QUE VOYEZ-VOUS QUAND VOUS FERMEZ LES YEUX ?


Denis et Diane étaient des jumeaux. Ils avaient les mêmes yeux noirs, les mêmes cheveux gras, la même peau cireuse, les mêmes joues creuses. Ils vivaient au bout d’un long chemin, vraisemblablement dans une maison, qu’on ne pouvait pas voir depuis l’autoroute.  On disait que c’était quelque chose d’affreux, avec des trous dans les murs, et des poules se promenant dans la cuisine, des cochons faisant leur sieste dans le living.

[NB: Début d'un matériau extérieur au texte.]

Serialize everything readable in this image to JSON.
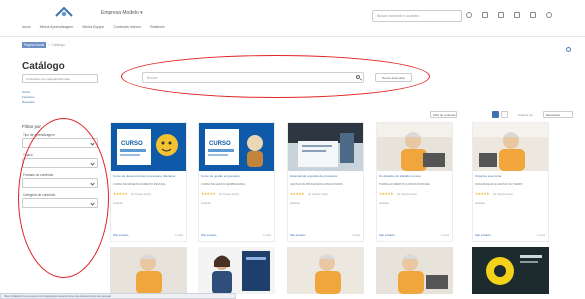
{
  "header": {
    "company": "Empresa Modelo ▾",
    "nav": [
      "Início",
      "Minha Aprendizagem",
      "Minha Equipe",
      "Conteúdo Interno",
      "Relatório"
    ],
    "search_placeholder": "Buscar conteúdo e usuários"
  },
  "breadcrumb": {
    "current": "Página Inicial",
    "next": "Catálogo"
  },
  "page": {
    "title": "Catálogo",
    "filter_placeholder": "Conteúdos por categoria/formato",
    "links": [
      "Todos",
      "Favoritos",
      "Recentes"
    ]
  },
  "search": {
    "placeholder": "Buscar",
    "advanced_label": "Busca avançada"
  },
  "sidebar": {
    "heading": "Filtrar por",
    "fields": [
      {
        "label": "Tipo de aprendizagem",
        "value": ""
      },
      {
        "label": "Tópico",
        "value": ""
      },
      {
        "label": "Formato do conteúdo",
        "value": ""
      },
      {
        "label": "Categoria de conteúdo",
        "value": ""
      }
    ]
  },
  "controls": {
    "filter_button": "Filtro de conteúdo",
    "sort_label": "Ordenar por",
    "sort_value": "Relevância"
  },
  "cards": [
    {
      "title": "Curso de desenvolvimento pessoal e liderança",
      "subtitle": "CURSO DE DESENVOLVIMENTO PESSOAL",
      "stars": "★★★★★",
      "rating": "(1) Cursos Livres",
      "price": "Gratuito",
      "status": "Não iniciado",
      "duration": "1 hora"
    },
    {
      "title": "Curso de gestão empresarial",
      "subtitle": "CURSO DE GESTÃO EMPRESARIAL",
      "stars": "★★★★★",
      "rating": "(1) Cursos Livres",
      "price": "Gratuito",
      "status": "Não iniciado",
      "duration": "1 hora"
    },
    {
      "title": "Entendendo a gestão de processos",
      "subtitle": "GESTÃO DE PROCESSOS E RESULTADOS",
      "stars": "★★★★★",
      "rating": "(1) Cursos Livres",
      "price": "Gratuito",
      "status": "Não iniciado",
      "duration": "1 hora"
    },
    {
      "title": "Os desafios do trabalho remoto",
      "subtitle": "TRABALHO REMOTO E PRODUTIVIDADE",
      "stars": "★★★★★",
      "rating": "(1) Cursos Livres",
      "price": "Gratuito",
      "status": "Não iniciado",
      "duration": "1 hora"
    },
    {
      "title": "Organize sua rotina",
      "subtitle": "ORGANIZAÇÃO E GESTÃO DO TEMPO",
      "stars": "★★★★★",
      "rating": "(1) Cursos Livres",
      "price": "Gratuito",
      "status": "Não iniciado",
      "duration": "1 hora"
    }
  ],
  "statusbar": "https://plataforma.exemplo.com/catalogo/conteudo/curso-de-desenvolvimento-pessoal"
}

Ce n’était pas la robe de Diane qui allait nier cette rumeur. Elle en avait peut-être d’autres, mais elle portait toujours la même, une petite affaire immonde, à carreaux, avec une mince ceinture usée autour de sa taille incertaine. Ses socquettes grisâtres tombaient toujours aux talons, se réfugiant dans ses chaussures noirâtres avec leurs lacets effilochés. Lorsqu’elle souriait -- et elle souriait beaucoup lorsqu’on la regardait -- on voyait que ses dents de devant avaient été cassées. Maintenant, je sais que cela dut faire très mal, l’accident qu’elle put avoir, mais à l’époque, je n’y pensais pas. C’était laid, c’est tout.

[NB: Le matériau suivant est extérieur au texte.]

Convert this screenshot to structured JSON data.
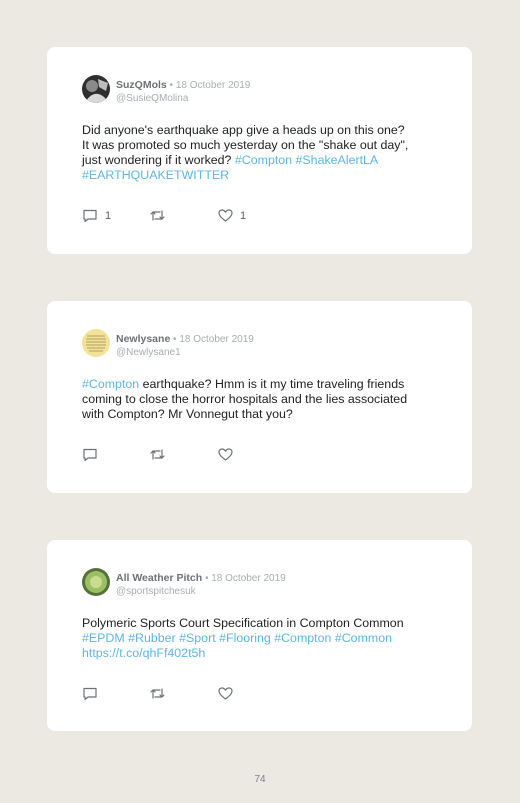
{
  "tweets": [
    {
      "name": "SuzQMols",
      "date": " • 18 October 2019",
      "handle": "@SusieQMolina",
      "text_parts": [
        "Did anyone's earthquake app give a heads up on this one?",
        "It was promoted so much yesterday on the \"shake out day\",",
        "just wondering if it worked? "
      ],
      "hashtags": [
        "#Compton",
        "#ShakeAlertLA",
        "#EARTHQUAKETWITTER"
      ],
      "reply_count": "1",
      "like_count": "1",
      "avatar_color": "#3a3a3a"
    },
    {
      "name": "Newlysane",
      "date": " • 18 October 2019",
      "handle": "@Newlysane1",
      "lead_tag": "#Compton",
      "text_parts": [
        " earthquake? Hmm is it my time traveling friends",
        "coming to close the horror hospitals and the lies associated",
        "with Compton? Mr Vonnegut that you?"
      ],
      "reply_count": "",
      "like_count": "",
      "avatar_color": "#F3E29A"
    },
    {
      "name": "All Weather Pitch",
      "date": " • 18 October 2019",
      "handle": "@sportspitchesuk",
      "text_parts": [
        "Polymeric Sports Court Specification in Compton Common"
      ],
      "hashtags": [
        "#EPDM",
        "#Rubber",
        "#Sport",
        "#Flooring",
        "#Compton",
        "#Common"
      ],
      "link": "https://t.co/qhFf402t5h",
      "reply_count": "",
      "like_count": "",
      "avatar_color": "#8DAF5A"
    }
  ],
  "page_number": "74",
  "colors": {
    "link": "#5FB6E0",
    "background": "#ECE9E3",
    "card": "#FFFFFF"
  },
  "icons": [
    "reply-icon",
    "retweet-icon",
    "like-icon"
  ]
}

Un jour de printemps à la récré, quelques copines parlaient des feux d’artifice. Je n’en avais jamais vu. Sans vouloir admettre que mes parents se levaient tous les jours avant l’aube pour traire les vaches, ce qui faisait qu’ils n’avaient ni le courage ni l’envie de nous amener en ville tard le soir pour voir cela, j’écoutais les autres témoins, avec déférence et sans me prononcer.
Soudain, nous entendîmes la voix rare et graveleuse de Diane, qui avait osé s'approcher.

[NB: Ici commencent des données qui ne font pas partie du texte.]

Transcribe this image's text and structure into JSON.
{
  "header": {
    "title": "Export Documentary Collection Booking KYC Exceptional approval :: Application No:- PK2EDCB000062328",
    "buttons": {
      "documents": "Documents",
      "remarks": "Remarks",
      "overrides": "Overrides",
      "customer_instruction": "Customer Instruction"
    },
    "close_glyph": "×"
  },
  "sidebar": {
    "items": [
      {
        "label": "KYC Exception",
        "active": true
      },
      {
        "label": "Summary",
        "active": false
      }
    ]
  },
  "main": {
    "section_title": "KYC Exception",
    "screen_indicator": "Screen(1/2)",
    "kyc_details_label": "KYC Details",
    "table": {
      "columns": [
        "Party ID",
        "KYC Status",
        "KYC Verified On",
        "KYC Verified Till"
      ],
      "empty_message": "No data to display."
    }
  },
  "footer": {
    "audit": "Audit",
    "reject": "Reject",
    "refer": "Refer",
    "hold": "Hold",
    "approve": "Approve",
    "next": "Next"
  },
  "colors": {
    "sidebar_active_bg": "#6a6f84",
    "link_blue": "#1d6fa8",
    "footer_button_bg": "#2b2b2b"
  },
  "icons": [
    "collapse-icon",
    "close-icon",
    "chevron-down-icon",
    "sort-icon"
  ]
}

-  Si l’on ferme les yeux et les frotte très fort,  on peut en voir, des feux d’artifice.
Silence. Personne ne la regarda. C’était comme si elle n’avait rien dit.
Elle attendit un peu, et lorsqu’on ne répondit pas, elle s’éloigna, ses godasses éraflées faisant un bruit solitaire dans le gravier.
Après cela, elle n’essaya jamais de nous parler.
Je ne sais plus ce qui arriva à Denis. À un moment donné, il arrêta de venir à l’école. Cela ne dérangeait personne. Il était vite oublié. Il est mort il y a quelques années, mais je ne sais pas comment.
Sa sœur continuait à être là, toujours au fond de la salle, chétive, invisible dans sa robe honteuse, ses dents cassées luisant dans un sourire constant,  jusqu’au jour où son ventre commença à s’arrondir. Elle ne venait plus aux cours de gym. On se chuchotait en rigolant que c’était Denis le papa. Je reconnais aujourd’hui que c’était peut-être vrai.
Sans trop savoir pourquoi, j’aimerais la retrouver et lui demander comment elle va, si elle se maria. J’aimerais lui parler de la méchanceté inconsciente et abominable des enfants qui ont parfois la chance de grandir moins cons.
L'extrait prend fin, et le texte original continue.